Woven into the text are fragments from the World News along with an imaginative account of early European settlement of NZ and grandmother's stories glimpsed through contemporary eyes. The settlers’ journey and subsequent description of the city skyline visualizes how the secret folds of the newly created city and environs contribute to the citizens concerns. The settlers cut down the trees and expose bare hills which echo their words.
Recorded, manipulated and edited by Raewyn Turner.

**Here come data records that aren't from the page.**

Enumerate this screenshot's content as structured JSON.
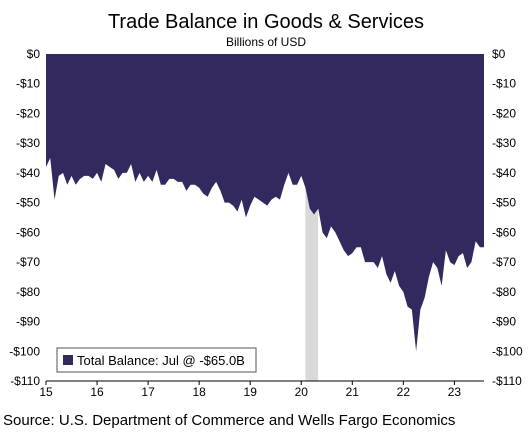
{
  "chart_data": {
    "type": "area",
    "title": "Trade Balance in Goods & Services",
    "subtitle": "Billions of USD",
    "xlabel": "",
    "ylabel": "",
    "xlim": [
      2015.0,
      2023.58
    ],
    "ylim": [
      -110,
      0
    ],
    "y_ticks": [
      "$0",
      "-$10",
      "-$20",
      "-$30",
      "-$40",
      "-$50",
      "-$60",
      "-$70",
      "-$80",
      "-$90",
      "-$100",
      "-$110"
    ],
    "y_tick_values": [
      0,
      -10,
      -20,
      -30,
      -40,
      -50,
      -60,
      -70,
      -80,
      -90,
      -100,
      -110
    ],
    "x_ticks": [
      "15",
      "16",
      "17",
      "18",
      "19",
      "20",
      "21",
      "22",
      "23"
    ],
    "x_tick_values": [
      2015,
      2016,
      2017,
      2018,
      2019,
      2020,
      2021,
      2022,
      2023
    ],
    "legend": {
      "label": "Total Balance: Jul @ -$65.0B",
      "position": "bottom-left",
      "color": "#33295f"
    },
    "area_color": "#33295f",
    "recession_color": "#d9d9d9",
    "recession_span": [
      2020.08,
      2020.33
    ],
    "series": [
      {
        "name": "Total Balance",
        "x": [
          2015.0,
          2015.083,
          2015.167,
          2015.25,
          2015.333,
          2015.417,
          2015.5,
          2015.583,
          2015.667,
          2015.75,
          2015.833,
          2015.917,
          2016.0,
          2016.083,
          2016.167,
          2016.25,
          2016.333,
          2016.417,
          2016.5,
          2016.583,
          2016.667,
          2016.75,
          2016.833,
          2016.917,
          2017.0,
          2017.083,
          2017.167,
          2017.25,
          2017.333,
          2017.417,
          2017.5,
          2017.583,
          2017.667,
          2017.75,
          2017.833,
          2017.917,
          2018.0,
          2018.083,
          2018.167,
          2018.25,
          2018.333,
          2018.417,
          2018.5,
          2018.583,
          2018.667,
          2018.75,
          2018.833,
          2018.917,
          2019.0,
          2019.083,
          2019.167,
          2019.25,
          2019.333,
          2019.417,
          2019.5,
          2019.583,
          2019.667,
          2019.75,
          2019.833,
          2019.917,
          2020.0,
          2020.083,
          2020.167,
          2020.25,
          2020.333,
          2020.417,
          2020.5,
          2020.583,
          2020.667,
          2020.75,
          2020.833,
          2020.917,
          2021.0,
          2021.083,
          2021.167,
          2021.25,
          2021.333,
          2021.417,
          2021.5,
          2021.583,
          2021.667,
          2021.75,
          2021.833,
          2021.917,
          2022.0,
          2022.083,
          2022.167,
          2022.25,
          2022.333,
          2022.417,
          2022.5,
          2022.583,
          2022.667,
          2022.75,
          2022.833,
          2022.917,
          2023.0,
          2023.083,
          2023.167,
          2023.25,
          2023.333,
          2023.417,
          2023.5
        ],
        "values": [
          -38,
          -35,
          -49,
          -41,
          -40,
          -44,
          -41,
          -44,
          -42,
          -41,
          -41,
          -42,
          -40,
          -43,
          -37,
          -38,
          -39,
          -42,
          -40,
          -40,
          -37,
          -43,
          -40,
          -43,
          -41,
          -43,
          -39,
          -44,
          -44,
          -42,
          -42,
          -43,
          -43,
          -46,
          -44,
          -44,
          -45,
          -47,
          -48,
          -45,
          -43,
          -46,
          -50,
          -50,
          -51,
          -53,
          -49,
          -55,
          -51,
          -48,
          -49,
          -50,
          -51,
          -49,
          -48,
          -49,
          -44,
          -40,
          -44,
          -44,
          -41,
          -45,
          -52,
          -54,
          -52,
          -60,
          -62,
          -58,
          -60,
          -63,
          -66,
          -68,
          -67,
          -65,
          -65,
          -70,
          -70,
          -70,
          -72,
          -68,
          -74,
          -77,
          -73,
          -78,
          -80,
          -85,
          -86,
          -100,
          -86,
          -82,
          -75,
          -70,
          -72,
          -78,
          -66,
          -70,
          -71,
          -68,
          -67,
          -72,
          -70,
          -63,
          -65
        ]
      }
    ]
  },
  "source": "Source: U.S. Department of Commerce and Wells Fargo Economics"
}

Voice and Hands: Anonymous senior Police Officer
Sound Chord : Eddie Rayner
Take My Shoes. Raewyn Turner ©
I am in this place and the new automated targeting system will pick up all the aliens and what they’ve had for in-flight meals. Even when I wear a one ounce
gold krugerrand
around my neck
I don't feel safe
my mobile in my hand
my credit card in my bra
the witness thought the gunman holding up the bank guards
was a training exercise he forced the guards to the ground
to the ground the same ground that held up the other people that have walked around New Zealand Bishop Sneddon, my grandmother Maria Angelica who
rode on a steamboat
seated at the point where the aft and the starboard met
arriving on her 17th birthday with her husband. A dowry farine
a goat capra
a grapevine iona
propelled by the 3rd wave of new settlers and a promise
to mother
upon her approach to the shores of her new life she heard the silvery sound of birdsong
two sounds for every sound.
Maria Maria
Angelica Angelica
as she was giving birth to her fifth child her mother appeared in a vision at the foot of her bed. Her mother’s death and her son’s birth were intertwined into the passage of entry and exit from the world. Entwined.

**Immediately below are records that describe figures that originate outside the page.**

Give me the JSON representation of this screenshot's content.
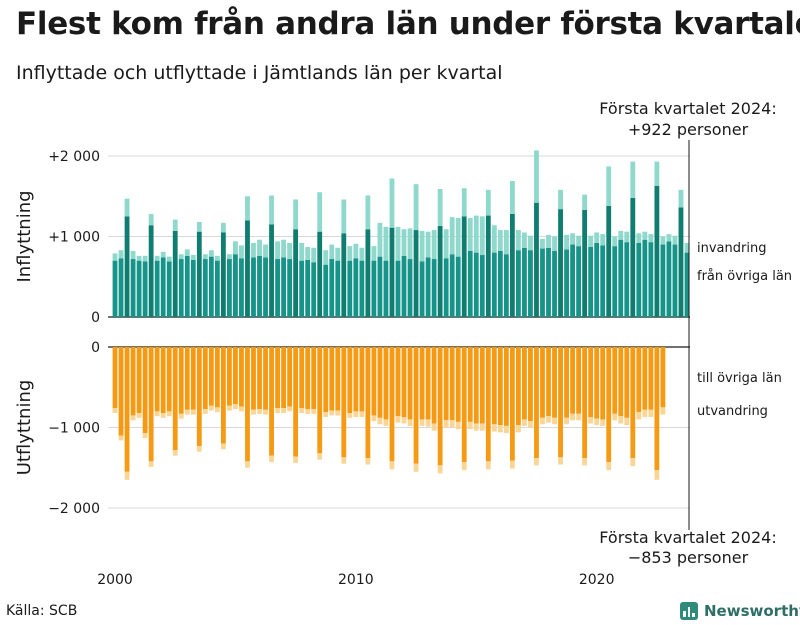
{
  "title": "Flest kom från andra län under första kvartalet",
  "subtitle": "Inflyttade och utflyttade i Jämtlands län per kvartal",
  "source": "Källa: SCB",
  "brand": "Newsworthy",
  "colors": {
    "in_base": "#16948a",
    "in_base_peak": "#0f7d70",
    "in_top": "#8ed8cc",
    "out_base": "#f59a12",
    "out_top": "#fad596",
    "grid": "#d9d9d9",
    "axis": "#1a1a1a"
  },
  "chart_data": {
    "type": "bar",
    "stacked": true,
    "x_start": 2000,
    "x_step": 0.25,
    "x_ticks": [
      2000,
      2010,
      2020
    ],
    "x_tick_labels": [
      "2000",
      "2010",
      "2020"
    ],
    "panels": [
      {
        "id": "in",
        "ylabel": "Inflyttning",
        "ylim": [
          0,
          2000
        ],
        "y_ticks": [
          0,
          1000,
          2000
        ],
        "y_tick_labels": [
          "0",
          "+1 000",
          "+2 000"
        ],
        "annotation": [
          "Första kvartalet 2024:",
          "+922 personer"
        ],
        "series": [
          {
            "name": "från övriga län",
            "values": [
              700,
              730,
              1250,
              720,
              700,
              690,
              1140,
              700,
              740,
              690,
              1070,
              720,
              760,
              710,
              1060,
              720,
              750,
              700,
              1050,
              720,
              780,
              730,
              1200,
              740,
              760,
              740,
              1150,
              720,
              740,
              720,
              1090,
              700,
              710,
              680,
              1060,
              650,
              720,
              700,
              1040,
              700,
              730,
              700,
              1090,
              700,
              750,
              700,
              1110,
              700,
              760,
              720,
              1080,
              690,
              740,
              720,
              1130,
              730,
              780,
              750,
              1250,
              820,
              800,
              770,
              1260,
              800,
              820,
              780,
              1280,
              830,
              860,
              830,
              1420,
              850,
              860,
              820,
              1340,
              840,
              900,
              880,
              1330,
              870,
              920,
              890,
              1380,
              880,
              960,
              930,
              1480,
              920,
              960,
              930,
              1630,
              900,
              940,
              900,
              1360,
              800
            ]
          },
          {
            "name": "invandring",
            "values": [
              90,
              100,
              220,
              100,
              60,
              70,
              140,
              60,
              70,
              60,
              140,
              60,
              80,
              60,
              120,
              60,
              80,
              60,
              120,
              60,
              160,
              160,
              300,
              180,
              200,
              160,
              360,
              220,
              220,
              200,
              370,
              220,
              160,
              180,
              490,
              180,
              180,
              160,
              420,
              180,
              180,
              160,
              420,
              180,
              420,
              420,
              610,
              420,
              330,
              380,
              570,
              380,
              320,
              360,
              460,
              360,
              460,
              480,
              350,
              410,
              460,
              480,
              320,
              340,
              260,
              300,
              410,
              250,
              190,
              180,
              650,
              120,
              160,
              180,
              240,
              180,
              140,
              130,
              190,
              140,
              130,
              140,
              490,
              120,
              110,
              130,
              450,
              120,
              100,
              100,
              300,
              100,
              90,
              110,
              220,
              120
            ]
          }
        ]
      },
      {
        "id": "out",
        "ylabel": "Utflyttning",
        "ylim": [
          -2000,
          0
        ],
        "y_ticks": [
          0,
          -1000,
          -2000
        ],
        "y_tick_labels": [
          "0",
          "−1 000",
          "−2 000"
        ],
        "annotation": [
          "Första kvartalet 2024:",
          "−853 personer"
        ],
        "series": [
          {
            "name": "till övriga län",
            "values": [
              -760,
              -1100,
              -1550,
              -850,
              -820,
              -1070,
              -1420,
              -800,
              -820,
              -800,
              -1280,
              -830,
              -780,
              -780,
              -1230,
              -770,
              -730,
              -750,
              -1200,
              -730,
              -710,
              -740,
              -1420,
              -780,
              -770,
              -780,
              -1350,
              -760,
              -760,
              -740,
              -1360,
              -760,
              -770,
              -770,
              -1320,
              -810,
              -790,
              -790,
              -1370,
              -820,
              -800,
              -800,
              -1380,
              -850,
              -880,
              -900,
              -1420,
              -860,
              -870,
              -900,
              -1450,
              -900,
              -900,
              -950,
              -1470,
              -910,
              -910,
              -930,
              -1430,
              -930,
              -950,
              -950,
              -1420,
              -960,
              -970,
              -980,
              -1410,
              -970,
              -900,
              -920,
              -1380,
              -880,
              -860,
              -880,
              -1370,
              -880,
              -830,
              -830,
              -1380,
              -870,
              -890,
              -900,
              -1430,
              -830,
              -860,
              -880,
              -1380,
              -810,
              -780,
              -780,
              -1530,
              -750
            ]
          },
          {
            "name": "utvandring",
            "values": [
              -60,
              -60,
              -100,
              -60,
              -60,
              -60,
              -70,
              -60,
              -60,
              -60,
              -70,
              -60,
              -60,
              -60,
              -70,
              -60,
              -60,
              -60,
              -70,
              -60,
              -60,
              -60,
              -80,
              -60,
              -60,
              -60,
              -80,
              -60,
              -60,
              -60,
              -80,
              -60,
              -60,
              -60,
              -80,
              -60,
              -60,
              -60,
              -80,
              -60,
              -70,
              -70,
              -80,
              -70,
              -80,
              -80,
              -100,
              -80,
              -80,
              -80,
              -100,
              -80,
              -90,
              -90,
              -100,
              -90,
              -90,
              -90,
              -100,
              -90,
              -90,
              -90,
              -100,
              -90,
              -90,
              -90,
              -100,
              -90,
              -80,
              -80,
              -90,
              -80,
              -80,
              -80,
              -90,
              -80,
              -80,
              -80,
              -90,
              -80,
              -80,
              -80,
              -100,
              -80,
              -90,
              -90,
              -100,
              -90,
              -90,
              -90,
              -120,
              -90
            ]
          }
        ]
      }
    ]
  }
}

The city of sails was built by white settlers who sailed from a motherland and built houses made from the wood of local trees.
They cut down the trees and burnt the bush leaving bare hills
bare hills
Every sound and movement of persons and goods is answered from the hills by a similar sound returned on a river of wave forms. the two sounds of life co-exist always travelling in opposite directions, across the sea of air
into dreams
every sound that is made in the new country is repeated in an echo that bounces back from bare hills. the deflected sound is heard sometimes three or four times in quick succession.
bare hills
bare hills
the settlers know that each of their words will be echoed across the nation, caught sometimes in the net of media and pinned screaming from headlines in
newspapers.
meanwhile naked folded hills take up the sounds turning them around tourniquet tightly
split into packets
little gifts of information.
At times the echoes increase a sound’s value, at times it seems that the echoes are more real than their sources ; not everything that seems to be deeply meaningful, like poetry read out loud, singing, and the moans of lovers, maintains its force.

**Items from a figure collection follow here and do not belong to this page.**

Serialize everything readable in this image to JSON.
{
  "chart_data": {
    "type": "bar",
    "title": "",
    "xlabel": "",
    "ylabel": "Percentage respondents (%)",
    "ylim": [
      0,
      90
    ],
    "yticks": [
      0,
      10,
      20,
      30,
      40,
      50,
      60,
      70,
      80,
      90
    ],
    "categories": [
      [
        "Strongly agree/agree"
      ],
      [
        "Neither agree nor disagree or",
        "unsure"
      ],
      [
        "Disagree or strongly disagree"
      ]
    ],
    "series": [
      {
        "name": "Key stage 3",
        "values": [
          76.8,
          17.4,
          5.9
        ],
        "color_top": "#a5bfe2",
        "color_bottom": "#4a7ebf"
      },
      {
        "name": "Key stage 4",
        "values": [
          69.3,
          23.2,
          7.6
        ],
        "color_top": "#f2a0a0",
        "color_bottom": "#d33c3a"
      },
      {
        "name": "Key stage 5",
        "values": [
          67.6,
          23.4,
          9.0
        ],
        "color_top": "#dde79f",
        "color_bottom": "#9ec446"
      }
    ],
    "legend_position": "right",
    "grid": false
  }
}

the residents are filled with emotions of Happiness Love Shame
Anger
warmed by the heat of concrete and ovens, computer terminals, water cisterns, swimming pools, air conditioning, bitumen roads, food factories
wishing for raindrops that fall singularly from rainbows
within them 360 degrees of purest objects
watched by seagulls on lamp posts.
Take My Shoes --first version-- 2009
Experimental Documentary duration 1.33. (4x3 VIDEO). Dolby Stereo A05.26
Synopsis: Take My Shoes refers to the gesture of gifting one’s shoes so that others may walk in them . The police officer, cast as the guardian of the general public, talks about attitudes and factors that seem to be contributing to violent offences in New Zealand. Inequities and violent offences are knitted together with distant world events that span the time period between 2001 and 2008. Woven into the text are fragments from the World News over the same period
Could we create a concept of basic human dignity that values and respects variable individuals, takes into account feelings of honour and humiliation, and recognizes the shame of poverty as well as the shame of wealth in our egalitarian, consumer society?
The video was created using Isadora, a graphical programming environment, and edited in Final Cut Pro.